Diesen heimlichen Helden widmet sich DFB.de in seiner neuen Serie. Auf der Reise durch die Republik stellt die Redaktion jeden Dienstag einen Amateurverein vor - ob aufstrebender Newcomer oder gestrauchelter Traditionsklub, ob kleiner Dorf- oder städtischer Großverein, ob Oberligist oder C-Ligist, ob Jugendspielgemeinschaft oder reine Hobbytruppe. Wir zeigen, wie besonders der deutsche Fußball-Alltag ist. Heute: der VfL Fosite Helgoland, einer der ungewöhnlichsten Vereine Deutschlands.

Ausschließliche Freundschaftsspiele auf der Insel

Mit Auswärtsspielen ist es im Fußball ja immer so eine Sache. Während die heimischen Gefilde bekannte Gesichter und einen vertrauten Platz bieten, bringen Spiele außerhalb der eigenen Ortsgrenze häufig widrige Anfahrtsbedingungen, mäßige Gastfreundlichkeit und eine magere Punkteausbeute mit sich. Für den VfL Fosite Helgoland haben sich diese unliebsamen Probleme gänzlich erledigt. Der Klub von Deutschlands einziger Hochseeinsel spielt ausschließlich zu Hause - und hat mit ganz eigenen Problemen zu kämpfen.

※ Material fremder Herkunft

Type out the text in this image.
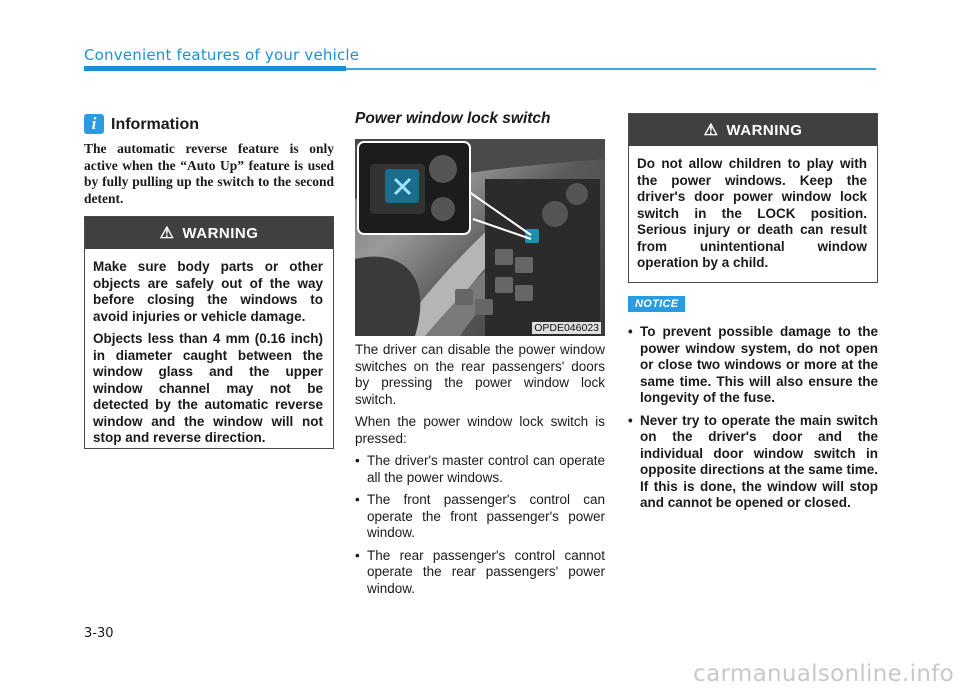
Convenient features of your vehicle
i Information
The automatic reverse feature is only active when the “Auto Up” feature is used by fully pulling up the switch to the second detent.
⚠ WARNING

Make sure body parts or other objects are safely out of the way before closing the windows to avoid injuries or vehicle damage.

Objects less than 4 mm (0.16 inch) in diameter caught between the window glass and the upper window channel may not be detected by the automatic reverse window and the window will not stop and reverse direction.

Power window lock switch
OPDE046023

The driver can disable the power window switches on the rear passengers' doors by pressing the power window lock switch.

When the power window lock switch is pressed:

• The driver's master control can operate all the power windows.
• The front passenger's control can operate the front passenger's power window.
• The rear passenger's control cannot operate the rear passengers' power window.
⚠ WARNING

Do not allow children to play with the power windows. Keep the driver's door power window lock switch in the LOCK position. Serious injury or death can result from unintentional window operation by a child.

NOTICE
• To prevent possible damage to the power window system, do not open or close two windows or more at the same time. This will also ensure the longevity of the fuse.
• Never try to operate the main switch on the driver's door and the individual door window switch in opposite directions at the same time. If this is done, the window will stop and cannot be opened or closed.
3-30
carmanualsonline.info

Wie in den meisten Amateurvereinen fehlt das Geld. 36 Seemeilen müssten die Insulaner pro Auswärtsspiel mindestens bewältigen, um überhaupt ans Festland zu gelangen. 37 Euro kostet die Fahrt hin und zurück, bis Cuxhaven sind es zweieinhalb Stunden. Dazu käme der Aufwand für Übernachtungen. Die Gastmannschaften stünden vor den gleichen Hürden. Also entschieden sich die Helgoländer dafür, nur reine Freundschaftsspiele zu Hause zu bestreiten. So kommen sie immerhin auf zehn bis 15 Spiele pro Saison.

Der Besuch ist mal mehr, mal weniger glamourös. Einmal, vor einigen Jahren, klopfte die Nationalmannschaft Kubas wegen eines Trainingslagers an. "Wie auch immer die auf uns gekommen sind", sagt Oke Zastrow, 2. Vorsitzender des VfL. "Die waren wohl auf einer Tour durch Deutschland. Das hat sich aber leider zerschlagen, die hatten dann doch zu hohe finanzielle Ansprüche."

Die Helgoländer würden sich ohnehin auch mit weniger zufrieden geben. "Wir hoffen, dass irgendwann vielleicht mal ein Verein der Bundesliga oder 2. Bundesliga bei uns ein Trainingslager macht. Das ist unser Ziel", erklärt Zastrow. "Wir waren auch schon mal mit St. Pauli und Werder Bremen im Gespräch." Geklappt hat es bisher nicht.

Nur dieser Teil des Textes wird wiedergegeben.